そう考えたわたしは、最後の挑戦として「AIに現在の状況を説明し、ヒントを得る」という行動に出た。その結果、わたしでも考え得る当たり前な回答しか得ることができず、完全に行き詰ってしまったのだ。

 

だったら止めればいいものを、病気であるわたしは無心にボルトを回し続けた。それが永遠に噛み合うことのない、完全に無駄で無意味な行為であることを承知の上で——。

 

 

・・とその瞬間、急に2本のボルトの動きが止まった。そう、ついにネジ穴のらせんと噛み合ったのだ。

わたしとしては、ただひたすら無心でねじ込んでいたつもりだったが、もしかすると無意識に学習していたのかもしれない。いや、単に偶然タイミングが重なっただけだろう。それでも奇跡は起きたのだ。

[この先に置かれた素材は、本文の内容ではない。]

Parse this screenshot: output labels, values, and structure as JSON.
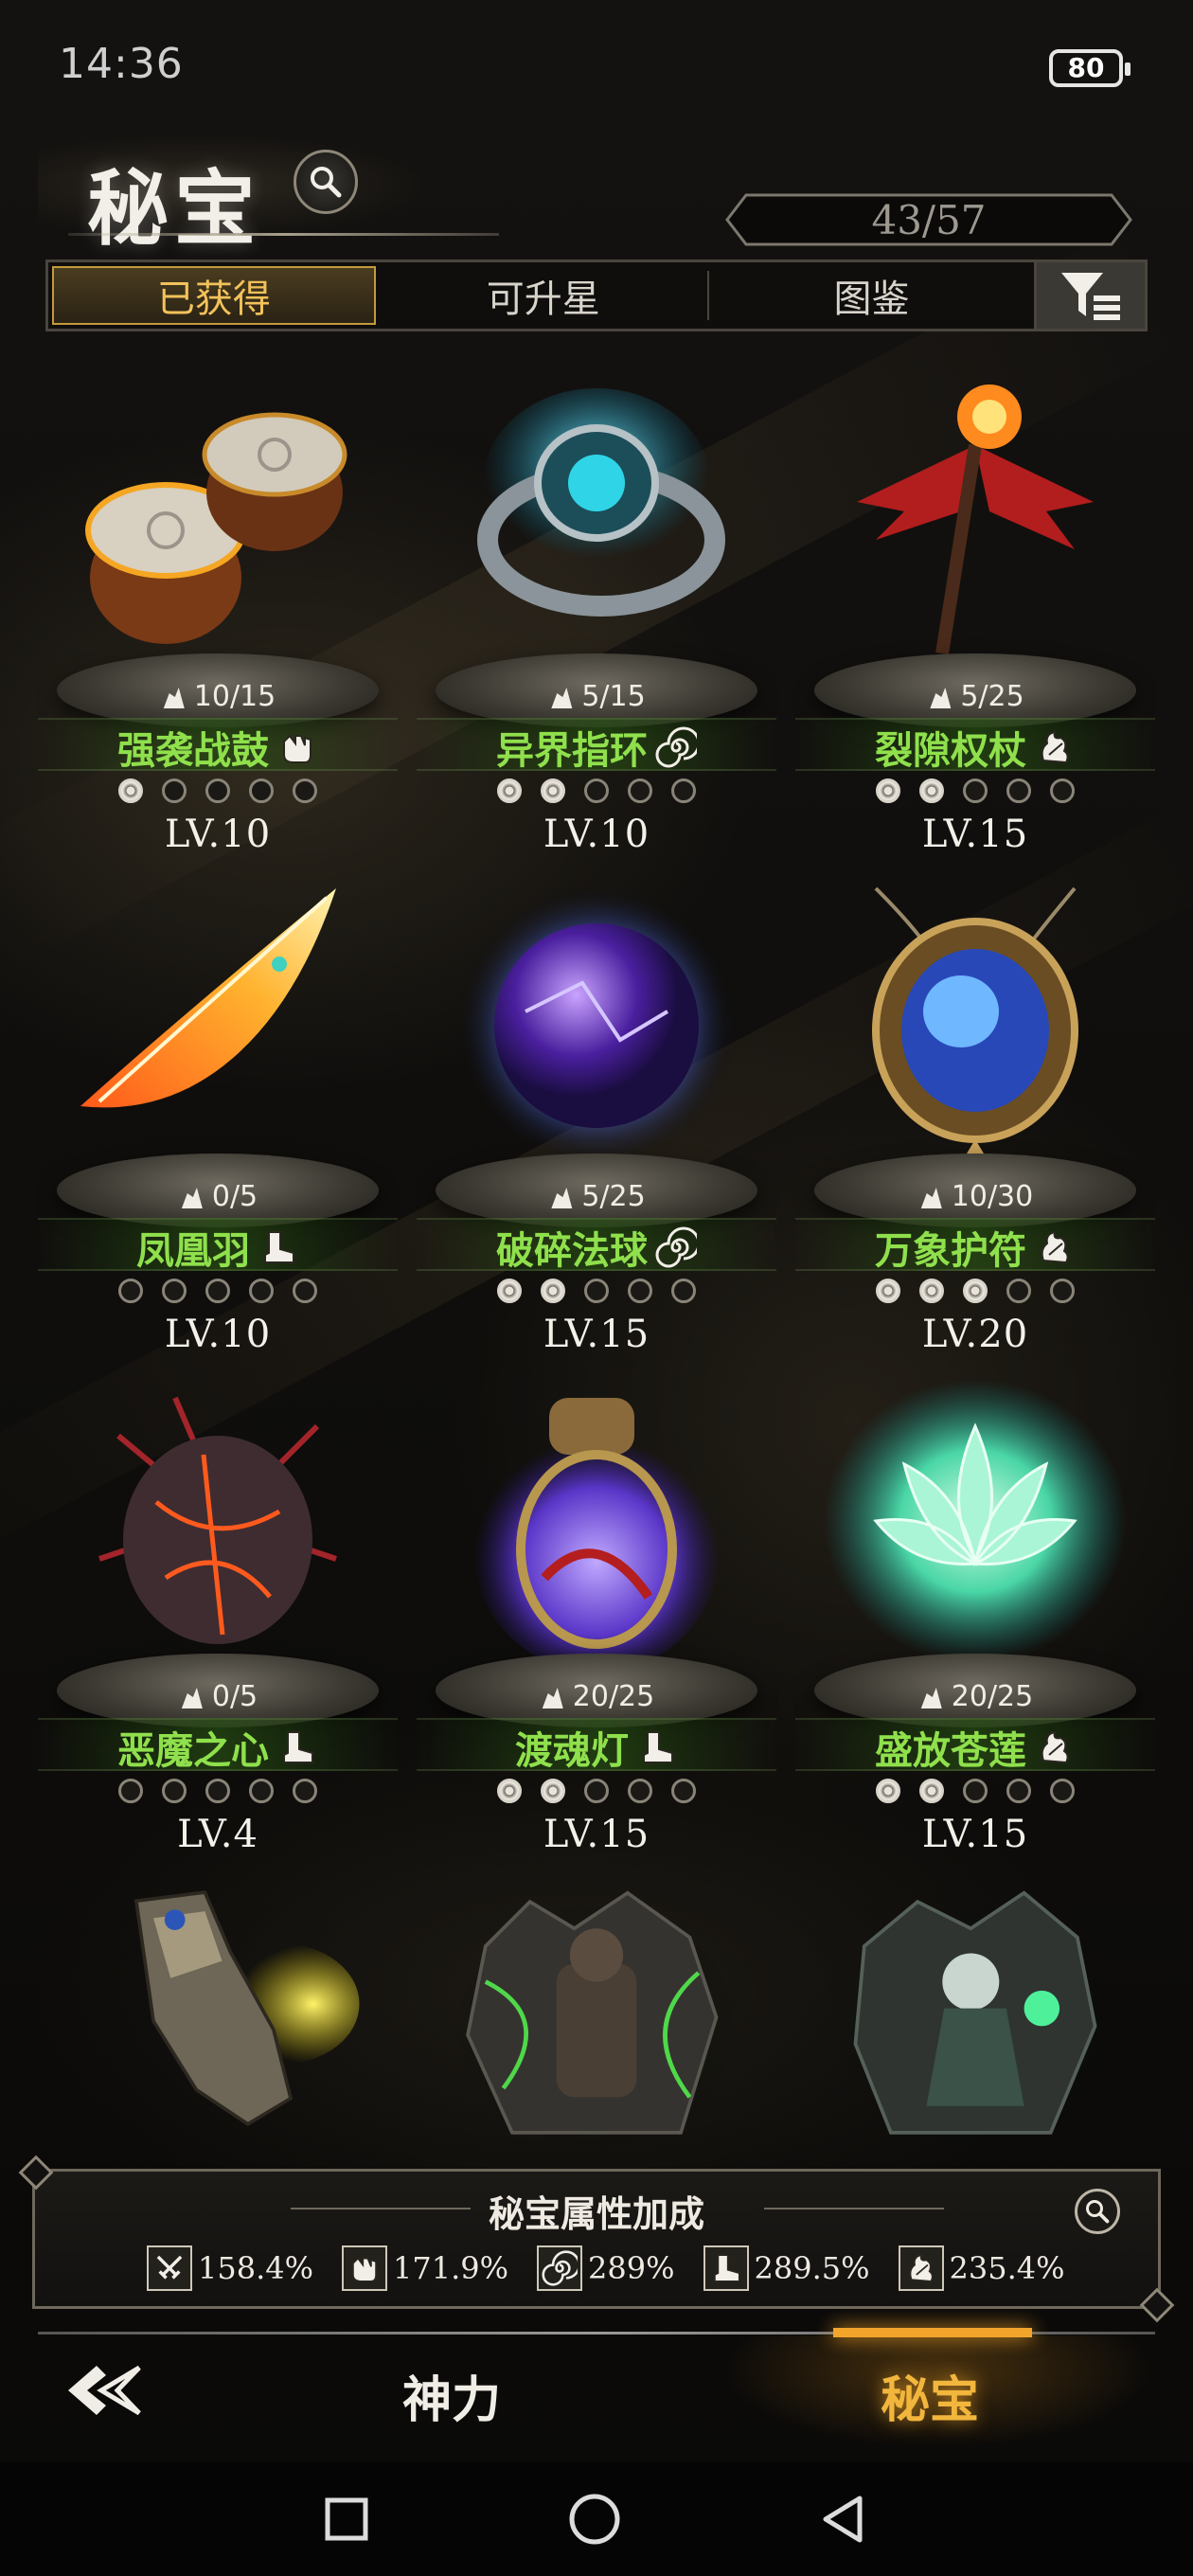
{
  "status_bar": {
    "time": "14:36",
    "battery": "80"
  },
  "header": {
    "title": "秘宝",
    "counter": "43/57"
  },
  "tabs": [
    {
      "label": "已获得",
      "active": true
    },
    {
      "label": "可升星",
      "active": false
    },
    {
      "label": "图鉴",
      "active": false
    }
  ],
  "items": [
    {
      "shards": "10/15",
      "name": "强袭战鼓",
      "class_icon": "fist-icon",
      "stars_on": 1,
      "level": "LV.10"
    },
    {
      "shards": "5/15",
      "name": "异界指环",
      "class_icon": "spiral-icon",
      "stars_on": 2,
      "level": "LV.10"
    },
    {
      "shards": "5/25",
      "name": "裂隙权杖",
      "class_icon": "fire-hand-icon",
      "stars_on": 2,
      "level": "LV.15"
    },
    {
      "shards": "0/5",
      "name": "凤凰羽",
      "class_icon": "boot-icon",
      "stars_on": 0,
      "level": "LV.10"
    },
    {
      "shards": "5/25",
      "name": "破碎法球",
      "class_icon": "spiral-icon",
      "stars_on": 2,
      "level": "LV.15"
    },
    {
      "shards": "10/30",
      "name": "万象护符",
      "class_icon": "fire-hand-icon",
      "stars_on": 3,
      "level": "LV.20"
    },
    {
      "shards": "0/5",
      "name": "恶魔之心",
      "class_icon": "boot-icon",
      "stars_on": 0,
      "level": "LV.4"
    },
    {
      "shards": "20/25",
      "name": "渡魂灯",
      "class_icon": "boot-icon",
      "stars_on": 2,
      "level": "LV.15"
    },
    {
      "shards": "20/25",
      "name": "盛放苍莲",
      "class_icon": "fire-hand-icon",
      "stars_on": 2,
      "level": "LV.15"
    }
  ],
  "bonus": {
    "title": "秘宝属性加成",
    "stats": [
      {
        "icon": "sword-icon",
        "value": "158.4%"
      },
      {
        "icon": "fist-icon",
        "value": "171.9%"
      },
      {
        "icon": "spiral-icon",
        "value": "289%"
      },
      {
        "icon": "boot-icon",
        "value": "289.5%"
      },
      {
        "icon": "fire-hand-icon",
        "value": "235.4%"
      }
    ]
  },
  "bottom_nav": {
    "items": [
      {
        "label": "神力"
      },
      {
        "label": "秘宝",
        "active": true
      }
    ]
  },
  "colors": {
    "accent": "#f2b63d",
    "item_name": "#8fe04c",
    "tab_active": "#f2c25a"
  }
}
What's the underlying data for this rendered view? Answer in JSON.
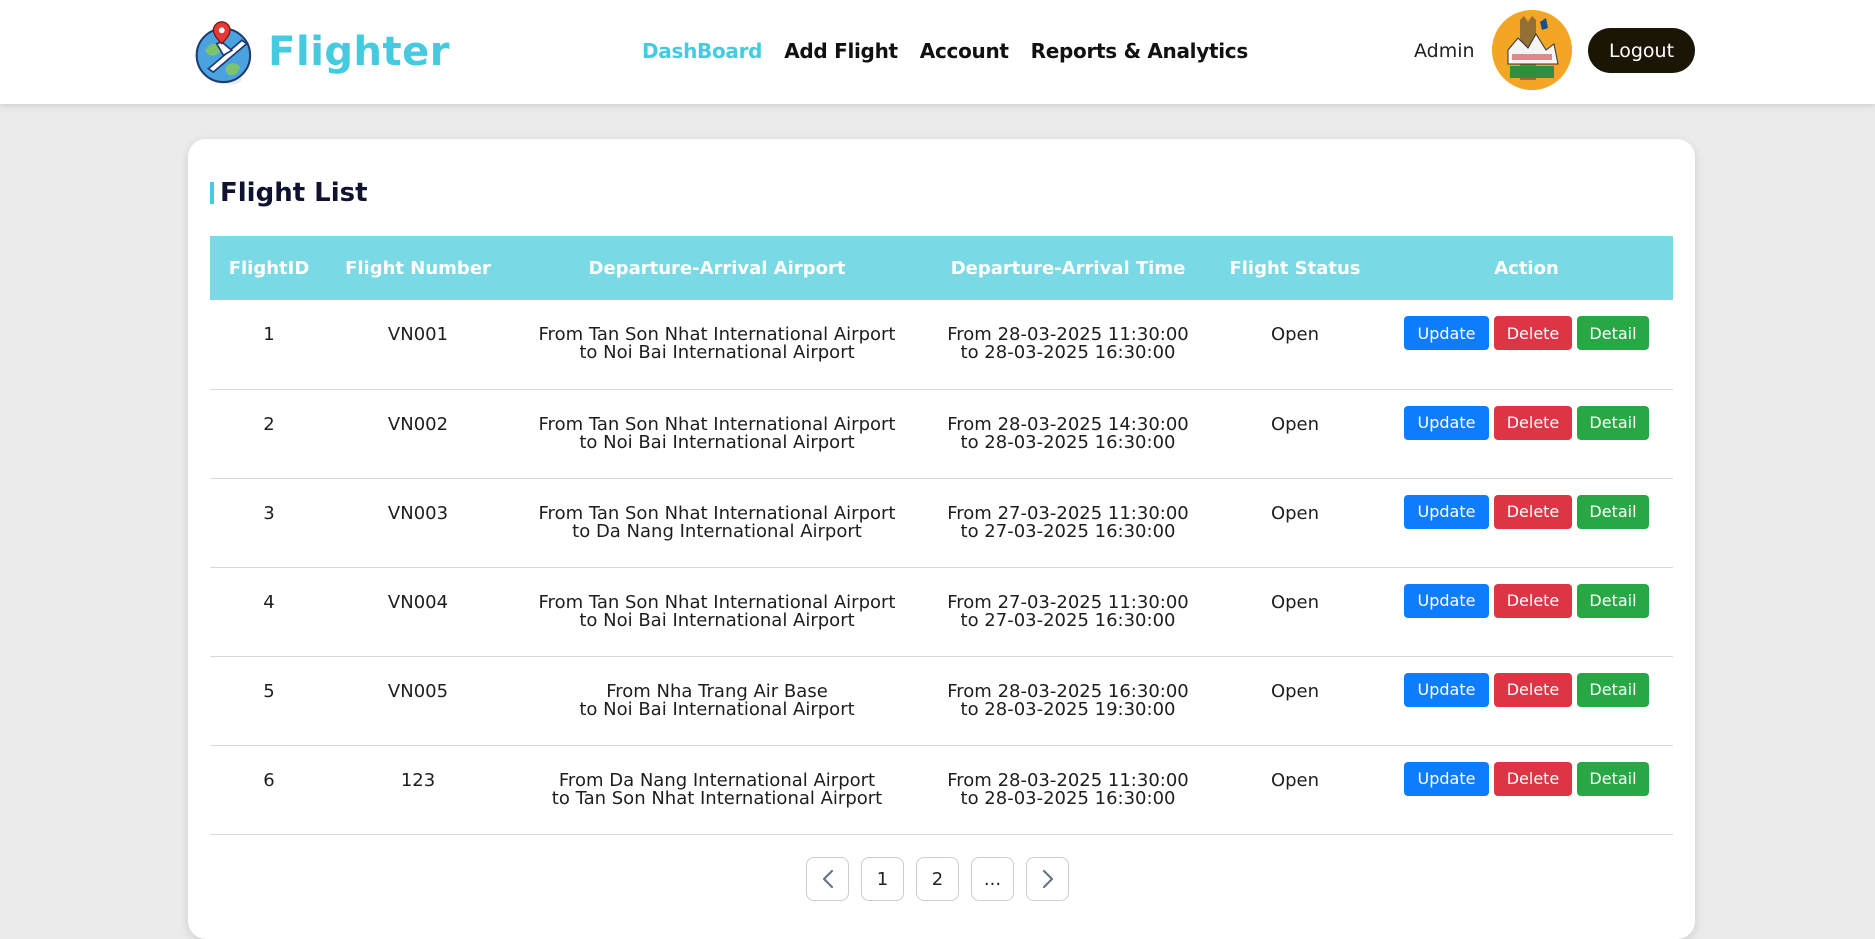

そして、調子に乗った者ほど止められないのがこの世の常。もう一か所のプレートも見事に固定したわたしは、「もう二度とこの作業だけはやらない」と固く誓った。

 

今もなお、赤く腫れてジンジン痛む指先を見つめながら、「これが偶然という名の奇跡だったとしても、こんなところで運を使い果たしたくはない」と、むしろ忌々しい思いと後悔に駆られるわたしなのであった。